Indeed, Heritage Bank recently told brokers that it was “happy to accept construction loans in which the borrowers intend to apply for the HomeBuilder Grant”, but “given the timing and the process of the grant application and disbursement, [Heritage] cannot factor it in the loan application in terms of being available for funds to complete, as we can with FHOG”.
As such, the lender outlined to brokers that the borrower would either need to fund the equivalent contribution themselves, or be in a position to borrow the equivalent.
Heritage also revealed that it was monitoring the various state government sites for any updates to their process that may change its approach, adding that it was “working with a number of industry bodies to lobby the federal and state governments for changes to the scheme in order for us to be able to use this grant as funds to complete”.
Suggested solutions
Ms Le Comte suggested: “It would be great if the Treasury department could issue an eligibility letter upfront that could be submitted with the application and accepted by the lenders. Or better still, allow the banks to be the agent (as they do for the FHOG) and this would resolve all issues.”

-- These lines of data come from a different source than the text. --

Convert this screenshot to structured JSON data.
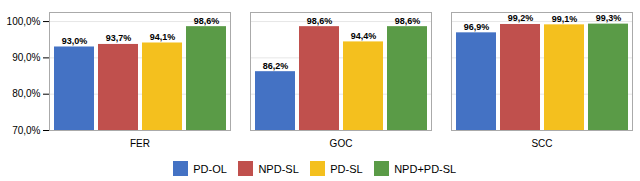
{
  "chart_data": {
    "type": "bar",
    "categories": [
      "FER",
      "GOC",
      "SCC"
    ],
    "series": [
      {
        "name": "PD-OL",
        "color": "#4472C4",
        "values": [
          93.0,
          86.2,
          96.9
        ],
        "value_labels": [
          "93,0%",
          "86,2%",
          "96,9%"
        ]
      },
      {
        "name": "NPD-SL",
        "color": "#C0504D",
        "values": [
          93.7,
          98.6,
          99.2
        ],
        "value_labels": [
          "93,7%",
          "98,6%",
          "99,2%"
        ]
      },
      {
        "name": "PD-SL",
        "color": "#F4C01E",
        "values": [
          94.1,
          94.4,
          99.1
        ],
        "value_labels": [
          "94,1%",
          "94,4%",
          "99,1%"
        ]
      },
      {
        "name": "NPD+PD-SL",
        "color": "#5A9B47",
        "values": [
          98.6,
          98.6,
          99.3
        ],
        "value_labels": [
          "98,6%",
          "98,6%",
          "99,3%"
        ]
      }
    ],
    "ylim": [
      70.0,
      102.5
    ],
    "yticks": [
      {
        "value": 70.0,
        "label": "70,0%"
      },
      {
        "value": 80.0,
        "label": "80,0%"
      },
      {
        "value": 90.0,
        "label": "90,0%"
      },
      {
        "value": 100.0,
        "label": "100,0%"
      }
    ],
    "grid": true,
    "data_labels": true,
    "legend": "bottom"
  }
}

Fellow Queensland broker Wayne Spindler from Fox Home Loans agreed, telling The Adviser: “In my opinion, it has not been applied in the best interest of the intended recipients. It is not working in the manner that we hoped it would and should and, because of when and how it is paid...
“The main hurdle is that the funds are paid to the client and not until after construction begins for house and land applications and at completion for off-the-plan purchases.
“This totally defeats the purpose and expectations we all had – from lenders to brokers and clients alike –that it would be treated and processed like the FHOG, but it is not.
“The solution is very simple: Allow for the grant to be approved subject to the provision of the requisite contract and finance approval and then allow lenders to administer the application, like they do for the FHOG,” Mr Spindler said.
Victoria-based broker Rod Donnelly, from Focus Loan Choices, also lamented that the HomeBuilder grant “has promised so much and delivered so little”.
“It’s had a lot of enquiry from first home buyers seeking to buy land and build utilising the grant, and completing to secure titled land, which is in short supply.
“In advocating for my clients, I feel their frustration [as the grant is not being accepted by lenders as funds to complete]. They are required to apply for a loan of $25,000 more than they require and pay the extra mortgage insurance,” he said.
“The solution seems so simple. If state revenue offices used the same mechanisms that already exist for other grants (i.e. FHOG) then lenders could control the funds, thus enabling the grant to be included in the funds to complete – simple.”